An ode to the Indiana Pacers' persistent relevance
Indiana is not a glamour franchise and has never won an NBA championship. But they always find a way to the top levels of the league.
Good morning. Let’s basketball.
Tranquility After the Storm; Erik Bodom; 1871
The Indiana Pacers are back in the Eastern Conference Finals, exactly a decade after their last visit. These two things are true of the Pacers: they are one of 10 NBA franchises to never win a championship and they are one of the most consistently competitive teams in the league.
The Pacers under Herb Simon famously do not tank due to existing in a relatively small market in a basketball-crazed state with a bottom line that relies heavily on gate receipts. Given the NBA’s perverse incentives when it comes to the draft, it’s remarkable that the Pacers have found a way to return again and again to the top tiers of the league while almost never picking in the top five.

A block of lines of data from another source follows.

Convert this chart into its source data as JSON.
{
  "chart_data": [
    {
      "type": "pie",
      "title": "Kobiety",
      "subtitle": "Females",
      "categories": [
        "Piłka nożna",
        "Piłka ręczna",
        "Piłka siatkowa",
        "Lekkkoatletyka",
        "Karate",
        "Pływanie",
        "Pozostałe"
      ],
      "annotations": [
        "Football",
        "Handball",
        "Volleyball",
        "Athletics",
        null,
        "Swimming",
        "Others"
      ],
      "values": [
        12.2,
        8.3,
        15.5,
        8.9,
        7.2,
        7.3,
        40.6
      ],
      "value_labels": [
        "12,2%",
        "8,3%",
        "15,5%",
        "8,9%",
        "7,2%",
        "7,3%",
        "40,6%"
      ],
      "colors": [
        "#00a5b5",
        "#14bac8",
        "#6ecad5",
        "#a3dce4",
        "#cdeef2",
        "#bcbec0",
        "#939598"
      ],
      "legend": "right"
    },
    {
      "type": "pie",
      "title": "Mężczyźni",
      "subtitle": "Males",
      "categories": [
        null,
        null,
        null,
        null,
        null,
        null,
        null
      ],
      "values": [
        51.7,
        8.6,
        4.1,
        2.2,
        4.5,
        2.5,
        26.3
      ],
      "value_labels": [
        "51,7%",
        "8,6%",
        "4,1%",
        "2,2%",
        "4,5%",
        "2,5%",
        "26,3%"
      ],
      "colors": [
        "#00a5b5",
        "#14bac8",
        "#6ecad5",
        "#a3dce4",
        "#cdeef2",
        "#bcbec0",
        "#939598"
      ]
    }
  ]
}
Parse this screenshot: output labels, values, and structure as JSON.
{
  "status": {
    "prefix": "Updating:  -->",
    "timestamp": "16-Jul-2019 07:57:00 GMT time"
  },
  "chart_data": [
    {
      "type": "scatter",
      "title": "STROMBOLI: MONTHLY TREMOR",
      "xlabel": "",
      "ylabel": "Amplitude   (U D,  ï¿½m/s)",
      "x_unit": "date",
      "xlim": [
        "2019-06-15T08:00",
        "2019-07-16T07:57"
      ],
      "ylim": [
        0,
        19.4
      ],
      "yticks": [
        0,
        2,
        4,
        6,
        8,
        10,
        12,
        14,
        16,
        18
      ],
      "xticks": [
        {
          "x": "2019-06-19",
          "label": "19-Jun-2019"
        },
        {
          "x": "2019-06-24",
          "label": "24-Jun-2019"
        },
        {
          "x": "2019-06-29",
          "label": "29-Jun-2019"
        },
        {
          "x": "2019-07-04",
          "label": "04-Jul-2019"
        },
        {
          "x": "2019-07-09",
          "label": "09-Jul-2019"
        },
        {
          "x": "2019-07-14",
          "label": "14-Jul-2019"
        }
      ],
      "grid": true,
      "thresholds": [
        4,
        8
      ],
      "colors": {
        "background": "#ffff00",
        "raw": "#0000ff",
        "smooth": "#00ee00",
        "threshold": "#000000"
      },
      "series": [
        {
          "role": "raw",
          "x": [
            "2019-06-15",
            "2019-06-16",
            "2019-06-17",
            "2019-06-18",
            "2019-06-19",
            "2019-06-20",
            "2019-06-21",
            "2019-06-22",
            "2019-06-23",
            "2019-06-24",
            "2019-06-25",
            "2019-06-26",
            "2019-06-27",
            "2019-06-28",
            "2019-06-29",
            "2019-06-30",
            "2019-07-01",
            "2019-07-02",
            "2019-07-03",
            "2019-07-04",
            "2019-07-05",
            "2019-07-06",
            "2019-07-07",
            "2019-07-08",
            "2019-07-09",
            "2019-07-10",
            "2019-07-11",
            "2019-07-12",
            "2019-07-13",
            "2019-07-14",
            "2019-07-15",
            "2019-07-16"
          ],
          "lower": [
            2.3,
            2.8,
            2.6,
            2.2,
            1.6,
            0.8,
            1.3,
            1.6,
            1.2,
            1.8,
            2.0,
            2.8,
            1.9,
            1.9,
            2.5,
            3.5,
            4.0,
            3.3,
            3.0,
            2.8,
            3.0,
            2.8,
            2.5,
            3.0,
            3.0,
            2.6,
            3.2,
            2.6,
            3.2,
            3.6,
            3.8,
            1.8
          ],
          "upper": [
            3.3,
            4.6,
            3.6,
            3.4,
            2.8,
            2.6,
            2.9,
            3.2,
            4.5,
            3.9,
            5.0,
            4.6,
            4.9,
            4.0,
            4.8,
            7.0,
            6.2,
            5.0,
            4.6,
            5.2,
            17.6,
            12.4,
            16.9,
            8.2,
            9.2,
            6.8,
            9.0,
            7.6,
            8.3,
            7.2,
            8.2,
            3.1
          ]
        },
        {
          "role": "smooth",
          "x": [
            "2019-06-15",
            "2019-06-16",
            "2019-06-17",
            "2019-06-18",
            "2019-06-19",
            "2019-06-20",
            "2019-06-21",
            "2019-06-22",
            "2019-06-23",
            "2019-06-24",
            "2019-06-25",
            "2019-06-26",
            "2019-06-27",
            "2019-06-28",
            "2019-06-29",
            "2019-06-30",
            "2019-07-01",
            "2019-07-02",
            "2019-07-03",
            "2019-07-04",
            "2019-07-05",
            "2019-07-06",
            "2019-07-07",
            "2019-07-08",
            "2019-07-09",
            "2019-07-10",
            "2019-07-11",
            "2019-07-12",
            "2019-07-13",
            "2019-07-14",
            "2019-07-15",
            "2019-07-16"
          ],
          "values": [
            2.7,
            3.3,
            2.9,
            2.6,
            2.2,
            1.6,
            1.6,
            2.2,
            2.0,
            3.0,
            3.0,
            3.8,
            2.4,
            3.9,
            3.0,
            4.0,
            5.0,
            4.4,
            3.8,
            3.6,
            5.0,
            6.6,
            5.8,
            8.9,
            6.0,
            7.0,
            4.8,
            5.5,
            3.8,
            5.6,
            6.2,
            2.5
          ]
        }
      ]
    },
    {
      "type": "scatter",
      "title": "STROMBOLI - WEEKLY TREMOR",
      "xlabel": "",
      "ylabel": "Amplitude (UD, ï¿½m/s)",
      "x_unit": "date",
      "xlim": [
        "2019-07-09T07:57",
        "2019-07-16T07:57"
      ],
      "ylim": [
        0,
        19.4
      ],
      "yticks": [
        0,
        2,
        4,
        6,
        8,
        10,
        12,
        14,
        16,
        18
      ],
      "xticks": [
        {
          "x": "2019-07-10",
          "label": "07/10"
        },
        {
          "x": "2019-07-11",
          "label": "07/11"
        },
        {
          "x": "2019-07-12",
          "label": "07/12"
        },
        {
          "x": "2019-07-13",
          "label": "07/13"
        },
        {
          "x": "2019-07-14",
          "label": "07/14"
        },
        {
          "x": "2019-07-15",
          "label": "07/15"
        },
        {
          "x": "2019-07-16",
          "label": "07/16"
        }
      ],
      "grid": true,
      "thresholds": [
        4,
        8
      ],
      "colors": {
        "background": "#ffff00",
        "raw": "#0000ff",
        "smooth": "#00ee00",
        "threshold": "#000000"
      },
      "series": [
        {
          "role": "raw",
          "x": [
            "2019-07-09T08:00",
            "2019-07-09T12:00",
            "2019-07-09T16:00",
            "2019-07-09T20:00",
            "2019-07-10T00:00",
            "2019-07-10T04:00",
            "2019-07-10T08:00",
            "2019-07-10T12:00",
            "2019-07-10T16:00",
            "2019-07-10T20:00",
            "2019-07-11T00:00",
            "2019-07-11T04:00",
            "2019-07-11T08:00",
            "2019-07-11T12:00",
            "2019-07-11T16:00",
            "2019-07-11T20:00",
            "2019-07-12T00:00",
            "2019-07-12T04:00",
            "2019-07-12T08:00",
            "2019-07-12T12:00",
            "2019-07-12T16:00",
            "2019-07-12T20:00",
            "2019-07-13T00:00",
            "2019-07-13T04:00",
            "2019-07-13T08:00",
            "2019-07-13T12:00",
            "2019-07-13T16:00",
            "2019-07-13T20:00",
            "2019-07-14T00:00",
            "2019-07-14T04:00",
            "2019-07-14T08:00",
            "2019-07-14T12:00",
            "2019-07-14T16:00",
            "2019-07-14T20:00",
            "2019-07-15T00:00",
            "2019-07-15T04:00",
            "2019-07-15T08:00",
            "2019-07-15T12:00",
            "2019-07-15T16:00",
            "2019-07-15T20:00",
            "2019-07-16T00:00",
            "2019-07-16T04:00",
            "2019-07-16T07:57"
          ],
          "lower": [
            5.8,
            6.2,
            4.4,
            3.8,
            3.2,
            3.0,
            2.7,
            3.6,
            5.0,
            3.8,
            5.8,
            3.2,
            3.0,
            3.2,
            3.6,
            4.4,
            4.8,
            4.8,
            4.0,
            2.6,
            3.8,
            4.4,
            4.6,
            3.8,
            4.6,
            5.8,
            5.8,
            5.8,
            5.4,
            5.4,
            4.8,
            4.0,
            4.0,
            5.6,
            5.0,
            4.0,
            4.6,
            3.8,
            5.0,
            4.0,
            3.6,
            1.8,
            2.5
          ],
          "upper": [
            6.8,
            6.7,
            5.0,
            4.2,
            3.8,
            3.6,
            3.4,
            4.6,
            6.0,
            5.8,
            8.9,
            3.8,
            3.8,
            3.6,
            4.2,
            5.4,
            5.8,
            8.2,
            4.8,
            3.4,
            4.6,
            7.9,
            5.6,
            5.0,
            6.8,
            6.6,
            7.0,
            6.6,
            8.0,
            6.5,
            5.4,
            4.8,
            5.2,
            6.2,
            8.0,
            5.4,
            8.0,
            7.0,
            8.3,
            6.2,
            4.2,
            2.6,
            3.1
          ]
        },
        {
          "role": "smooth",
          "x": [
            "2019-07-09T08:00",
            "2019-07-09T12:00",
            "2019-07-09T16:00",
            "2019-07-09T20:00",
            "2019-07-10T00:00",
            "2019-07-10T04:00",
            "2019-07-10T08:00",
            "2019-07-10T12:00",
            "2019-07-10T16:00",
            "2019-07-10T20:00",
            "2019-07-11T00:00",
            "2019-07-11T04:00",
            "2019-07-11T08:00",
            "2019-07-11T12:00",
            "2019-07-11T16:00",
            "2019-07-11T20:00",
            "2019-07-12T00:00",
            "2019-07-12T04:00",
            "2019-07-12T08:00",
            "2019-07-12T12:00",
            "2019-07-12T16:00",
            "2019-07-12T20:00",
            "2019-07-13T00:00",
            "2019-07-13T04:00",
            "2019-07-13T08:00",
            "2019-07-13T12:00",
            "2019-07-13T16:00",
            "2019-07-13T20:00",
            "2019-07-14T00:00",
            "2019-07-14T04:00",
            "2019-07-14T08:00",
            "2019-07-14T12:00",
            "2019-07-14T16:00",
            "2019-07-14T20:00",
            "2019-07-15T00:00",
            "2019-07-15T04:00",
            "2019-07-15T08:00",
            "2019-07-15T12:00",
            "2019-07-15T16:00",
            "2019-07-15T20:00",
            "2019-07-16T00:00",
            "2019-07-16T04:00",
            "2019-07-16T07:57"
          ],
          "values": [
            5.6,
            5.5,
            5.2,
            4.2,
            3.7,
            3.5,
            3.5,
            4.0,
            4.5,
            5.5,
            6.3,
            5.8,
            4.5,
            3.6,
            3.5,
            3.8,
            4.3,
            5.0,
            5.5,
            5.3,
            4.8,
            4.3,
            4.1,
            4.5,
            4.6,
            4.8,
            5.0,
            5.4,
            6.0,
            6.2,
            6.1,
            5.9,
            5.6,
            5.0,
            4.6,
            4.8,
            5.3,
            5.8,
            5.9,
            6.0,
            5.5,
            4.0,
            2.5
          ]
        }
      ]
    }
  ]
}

This year’s achievement marks the fourth consecutive decade the Pacers have made at least the conference finals. Maybe that doesn’t seem like some sort of achievement. But the list of teams with at least one conference finals appearance in each of the 1990s, 2000s, 2010s and 2020s is relatively short: it’s the Pacers, Heat and Lakers (who have made it that far in every decade since the 1940s). Making it to the final four of the NBA is a massive achievement, even if it’s not quite the exclusive domain of truly, sustainably excellent teams. (Hello, 2021 Atlanta Hawks.) Certainly, if you’re a fan of a team that makes it to the conference finals, you’re having a great time following your basketball team. Success is way more than than the struggle bus of one of these teams that has never made the conference finals. (Hello, dear fans of the Pelicans and Hornets.)
The Pacers haven’t had a parade since joining the NBA. And yet the Pacers are usually pretty good, sometimes really good and rarely straight-up mediocre for more than a few years at a time.